Additional possibilities to aid the clinical application of iohexol mGFR in renal transplant recipients include microsampling. We have previously developed a volumetric dried blood spot method for remote tacrolimus and mycophenolic acid exposure monitoring [
29]. As tacrolimus and mycophenolate exposure are estimated using the trough, 1-, 2- and 3-h concentrations [
29], the T5T60T120T180 iohexol LSS could allow for blood draw alignment. Incorporation of iohexol in the multiplex immunosuppressant assay could then allow for simultaneous (partially) remote renal function and immunosuppressant monitoring. This may provide options for further reducing patient burden and costs, as patients would only have to come to the outpatient clinic for iohexol administration and the first sample and perform the remaining samples remotely. Furthermore, remote microsampling may enable pragmatic extended iohexol sampling for patients with impaired renal function.

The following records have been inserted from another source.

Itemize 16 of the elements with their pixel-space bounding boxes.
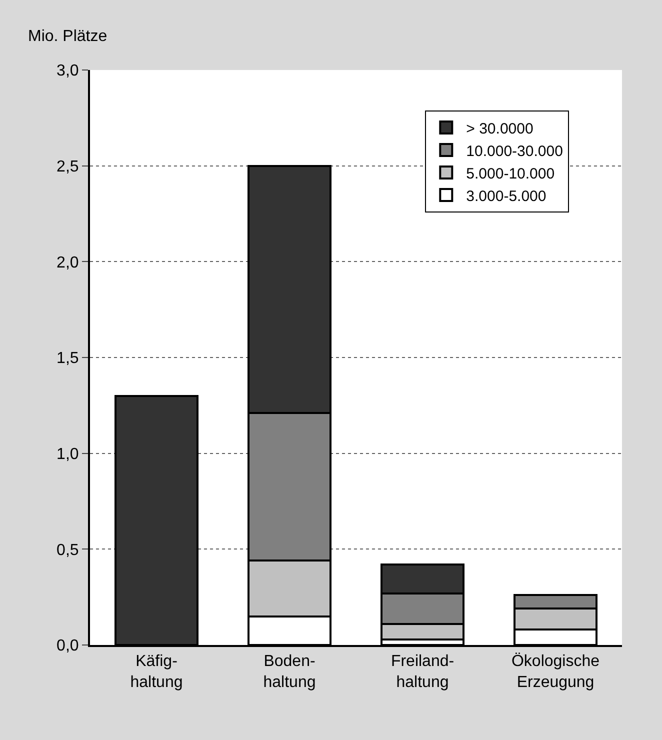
y-tick-label: 1,5 [56,350,79,368]
legend-label: 10.000-30.000 [466,142,563,160]
legend-label: 5.000-10.000 [466,165,555,182]
x-tick-label: Käfig- haltung [130,653,183,691]
y-tick-label: 2,5 [56,158,79,176]
y-tick-label: 0,0 [56,638,79,655]
x-tick-label: Boden- haltung [263,653,316,691]
y-tick-label: 2,0 [56,254,79,272]
y-tick-label: 3,0 [56,62,79,80]
y-axis-title: Mio. Plätze [28,28,108,45]
y-tick-label: 0,5 [56,542,79,559]
legend-label: > 30.0000 [466,120,534,138]
legend-label: 3.000-5.000 [466,188,546,205]
x-tick-label: Ökologische Erzeugung [511,652,600,691]
x-tick-label: Freiland- haltung [390,653,454,691]
y-tick-label: 1,0 [56,446,79,463]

Last, our approach could be interesting for application in other populations. As living renal transplant donor candidates are mostly healthy individuals across the adult age range, it seems valid to apply the model and LSSs for renal evaluation in healthy volunteers as these generally show similar renal functions. This could particularly be valuable for research purposes [
4]. Healthy volunteer populations, however, usually show an overrepresentation of young male individuals, which may warrant external model validation.